The movie constantly feels the crushing weight of inevitability. Other characters exist either in direct dialogue with Macbeth, or lurk outside of his notice, each playing their preordained part in the tale. There’s his wife (Francis McDormand), a brittle shiv of ambition whose inability to handle hiding their dark deeds marks the couple’s conjoined unraveling. There are assorted men of more and less power in the kingdom (Corey Hawkins, Brendan Gleeson, Harry Melling, Ralph Ineson, and more) who go under the knife or jostle for power in ways violent, righteous, and self-involved. (Stephen Root’s careless drunken babbling is a fine counterpoint there.) And then there’s the innocent, victimized Lady Macduff (Moses Ingram) sees her home and family burned to the ground by the cruelty of men’s ambitions. All are brought into the nightmare logic of the filming and of the tragedy, positioned as fellow travelers in what fate has in store. Everything is trapped in that aim, as just another facet of the design. Loud on the soundtrack are the steady drips of falling water, or blood—thuds and knocks in a regular rhythm like Poe’s tell-tale heart, or the clock that one should ask not for whom it tolls. We hear fluttering birds and heavy footfalls against cavernous castle walls, every action a reaction.
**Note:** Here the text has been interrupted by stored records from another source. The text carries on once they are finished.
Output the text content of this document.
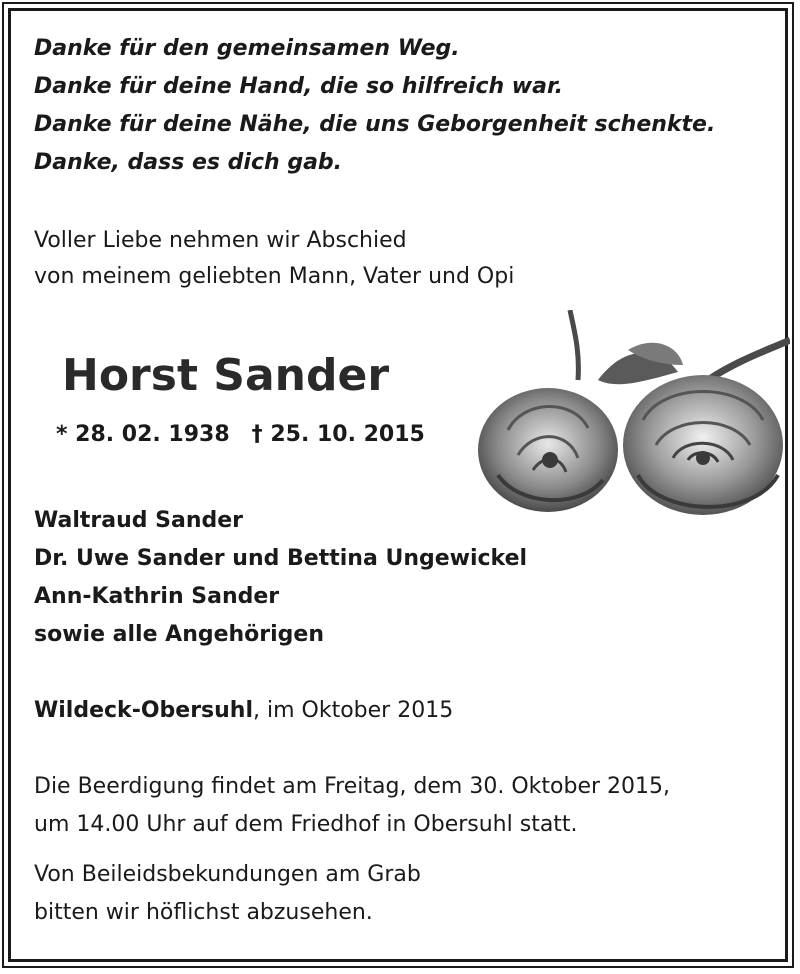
Danke für den gemeinsamen Weg.
Danke für deine Hand, die so hilfreich war.
Danke für deine Nähe, die uns Geborgenheit schenkte.
Danke, dass es dich gab.
Voller Liebe nehmen wir Abschied
von meinem geliebten Mann, Vater und Opi
Horst Sander
* 28. 02. 1938 † 25. 10. 2015
Waltraud Sander
Dr. Uwe Sander und Bettina Ungewickel
Ann-Kathrin Sander
sowie alle Angehörigen
Wildeck-Obersuhl, im Oktober 2015
Die Beerdigung findet am Freitag, dem 30. Oktober 2015,
um 14.00 Uhr auf dem Friedhof in Obersuhl statt.
Von Beileidsbekundungen am Grab
bitten wir höflichst abzusehen.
The three witches, all deviously inhabited in the contorted body and raspy voice of the same performer (Kathryn Hunter), remain scarily ambiguous, clearly otherworldly and possessed of dark powers through shifting specters. Are they predicting the future or controlling it? Everything they say comes to pass. Yet dark forces unleashed by greed, guilt, and despair have their own cruel, predictable logic. And tomorrow and tomorrow and tomorrow creeps in from day to day to the last syllable of recorded time. Tragically, one can find too late the consequences of actions are all one’s left in the end. They can signify everything.